Host Factors in the Natural History of Chronic Hepatitis B: Role of Genetic Determinants

Abstract

Background: The host immune system plays an important role in hepatitis B virus (HBV) infection manifestation. Genetic polymorphisms of several inflammatory cytokines, including TNF-α and IL-10, have been associated with chronic hepatitis B (CHB) progression, although with contradicting results. CHB progression can be categorized into four phases, immune tolerance (IT), immune clearance (IC), low/no replicative (LR), and e-negative hepatitis (ENH), with HBeAg seroconversion as an important milestone.
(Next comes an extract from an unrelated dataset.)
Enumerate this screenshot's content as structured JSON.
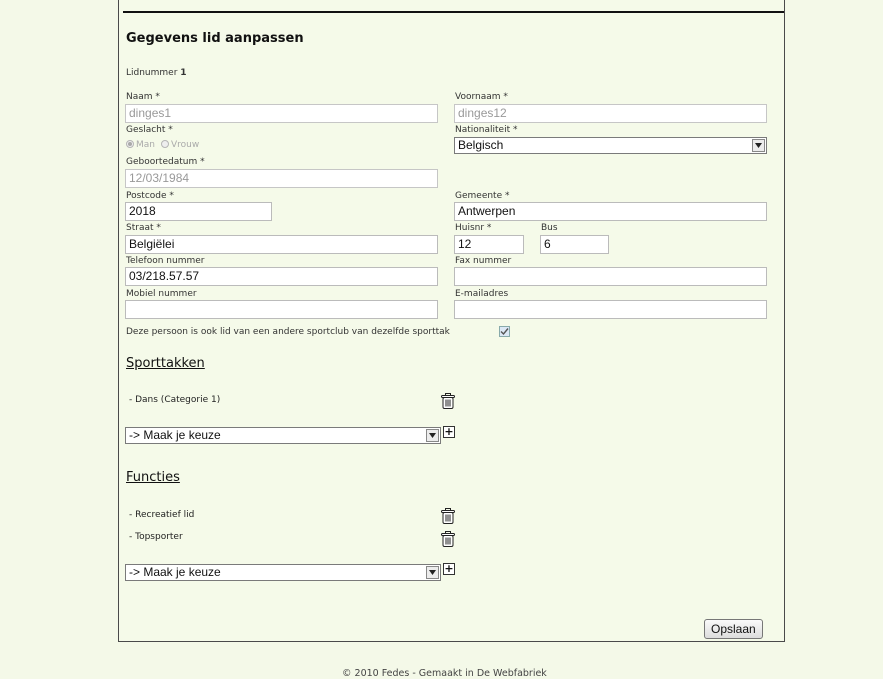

Here, we determined the association of TNF-α (rs1800629) and IL-10 (rs1800896 and rs1800872) SNPs in the context of CHB natural history progression, particularly to HBeAg seroconversion, in Indonesian CHB patients.
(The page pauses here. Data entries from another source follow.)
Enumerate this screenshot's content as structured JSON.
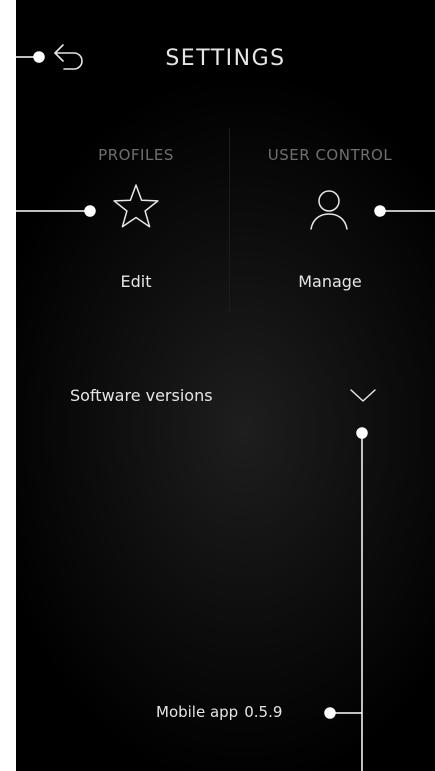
{
  "header": {
    "title": "SETTINGS"
  },
  "profiles": {
    "section_label": "PROFILES",
    "action_label": "Edit"
  },
  "user_control": {
    "section_label": "USER CONTROL",
    "action_label": "Manage"
  },
  "software": {
    "label": "Software versions",
    "items": [
      {
        "name": "Mobile app",
        "version": "0.5.9"
      }
    ]
  },
  "colors": {
    "background": "#000000",
    "text": "#e6e6e6",
    "muted": "#6f6f6f",
    "annotation": "#ffffff"
  }
}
Methods: A total of 287 subjects were recruited and categorized into distinct CHB phases based on HBeAg, viral load, and ALT levels. TNF-α and IL-10 SNPs were determined using PCR-RFLP and confirmed with direct sequencing. The association between SNP genotypes with CHB dynamics was determined using logistic regression presented as odds ratio (OR) with 95% CI.
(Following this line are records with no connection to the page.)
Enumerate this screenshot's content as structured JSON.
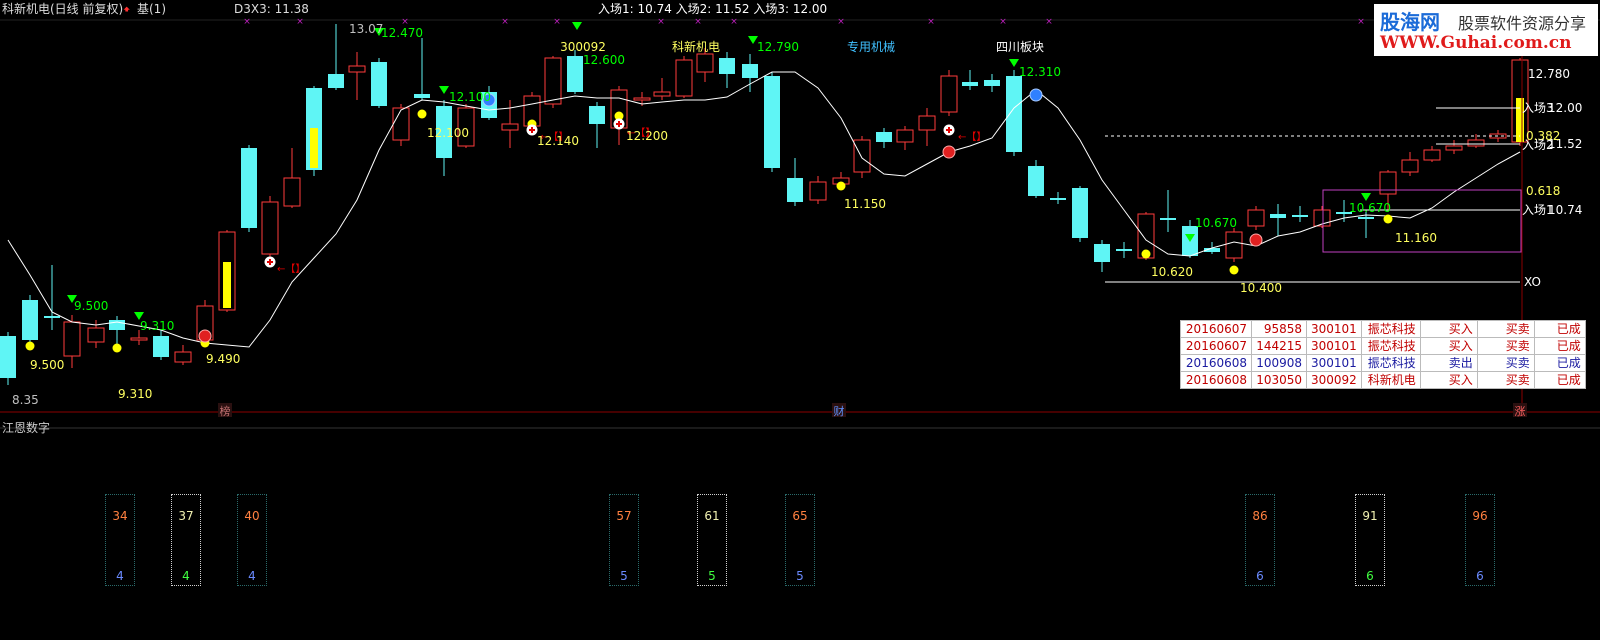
{
  "header": {
    "stock_title": "科新机电(日线 前复权)",
    "base_label": "基(1)",
    "indicator": "D3X3: 11.38",
    "entries": "入场1: 10.74  入场2: 11.52  入场3: 12.00"
  },
  "watermark": {
    "brand": "股海网",
    "slogan": "股票软件资源分享",
    "url": "WWW.Guhai.com.cn"
  },
  "colors": {
    "up": "#ff3b3b",
    "down": "#5ff5f5",
    "yellow": "#ffff00",
    "ma": "#ffffff",
    "magenta": "#c040c0",
    "green": "#00ff00"
  },
  "annotations": {
    "concepts": [
      "300092",
      "科新机电",
      "专用机械",
      "四川板块"
    ],
    "price_labels": [
      "13.07",
      "12.470",
      "12.600",
      "12.790",
      "12.310",
      "12.100",
      "12.100",
      "12.140",
      "12.200",
      "11.150",
      "9.500",
      "9.500",
      "9.310",
      "9.310",
      "9.490",
      "8.35",
      "10.670",
      "10.670",
      "10.620",
      "10.400",
      "11.160"
    ],
    "right_axis": [
      "12.780",
      "12.00",
      "11.52",
      "10.74"
    ],
    "fib_labels": [
      "0.382",
      "0.618"
    ],
    "entry_labels": [
      "入场3",
      "入场2",
      "入场1"
    ],
    "xo_label": "XO",
    "bottom_markers": [
      "榜",
      "财",
      "涨"
    ]
  },
  "trades": {
    "rows": [
      {
        "date": "20160607",
        "time": "95858",
        "code": "300101",
        "name": "振芯科技",
        "action": "买入",
        "type": "买卖",
        "status": "已成",
        "color": "#c00000"
      },
      {
        "date": "20160607",
        "time": "144215",
        "code": "300101",
        "name": "振芯科技",
        "action": "买入",
        "type": "买卖",
        "status": "已成",
        "color": "#c00000"
      },
      {
        "date": "20160608",
        "time": "100908",
        "code": "300101",
        "name": "振芯科技",
        "action": "卖出",
        "type": "买卖",
        "status": "已成",
        "color": "#1a1aa0"
      },
      {
        "date": "20160608",
        "time": "103050",
        "code": "300092",
        "name": "科新机电",
        "action": "买入",
        "type": "买卖",
        "status": "已成",
        "color": "#c00000"
      }
    ]
  },
  "subchart": {
    "title": "江恩数字",
    "boxes": [
      {
        "top": "34",
        "bottom": "4",
        "hl": false
      },
      {
        "top": "37",
        "bottom": "4",
        "hl": true
      },
      {
        "top": "40",
        "bottom": "4",
        "hl": false
      },
      {
        "top": "57",
        "bottom": "5",
        "hl": false
      },
      {
        "top": "61",
        "bottom": "5",
        "hl": true
      },
      {
        "top": "65",
        "bottom": "5",
        "hl": false
      },
      {
        "top": "86",
        "bottom": "6",
        "hl": false
      },
      {
        "top": "91",
        "bottom": "6",
        "hl": true
      },
      {
        "top": "96",
        "bottom": "6",
        "hl": false
      }
    ]
  }
}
Results: No significant association was found between IL-10 -592A/C polymorphism and progression of IT and IC to LR, IT and IC to ENH, and LR to ENH phases in all the gene models. IL-10 rs1800896 and TNF-α rs1800629 could not be analyzed using logistic regression. Subjects' age (≥40 years old) was significantly associated with IT and IC to LR (OR: 2.191, 95% CI 1.067-4.578, P = 0.034), IT and IC to ENH (OR: 7.460, 95% CI 3.316-18.310, P < 0.001), and LR to ENH (OR: 5.252, 95% CI 2.010-14.858, P = 0.001). Male gender was associated with LR to ENH (OR: 4.077, 95% CI 1.605-11.023, P = 0.004).

Conclusions: Age and male gender were associated with CHB phase progression instead of the TNF-α and IL-10 polymorphisms. It would be beneficial to study not only the effect of host determinants but also the viral factor to understand the mechanisms of CHB phase progression.

Figure 1

The effect of host factors on CHB phase progression as analyzed using three different genetic association models. (a) Mendelian assumption model: major homozygote vs. heterozygote and major homozygote vs. minor heterozygote. (b) Dominant assumption model: major homozygote and heterozygote vs. minor homozygote. (c) Recessive assumption model: major homozygote vs. heterozygote and minor homozygote. Host factors analyzed were male gender, age ≥ 40 years, and IL-10 -592 genotype against different CHB phase progression: IT+IC progression to LR, IT+IC progression to ENH, and LR progression to ENH. Age was significantly associated with all CHB phase progression in all three genetic association models, while male gender was only significantly associated with the LR to ENH progression (P < 0.05; shown in bold).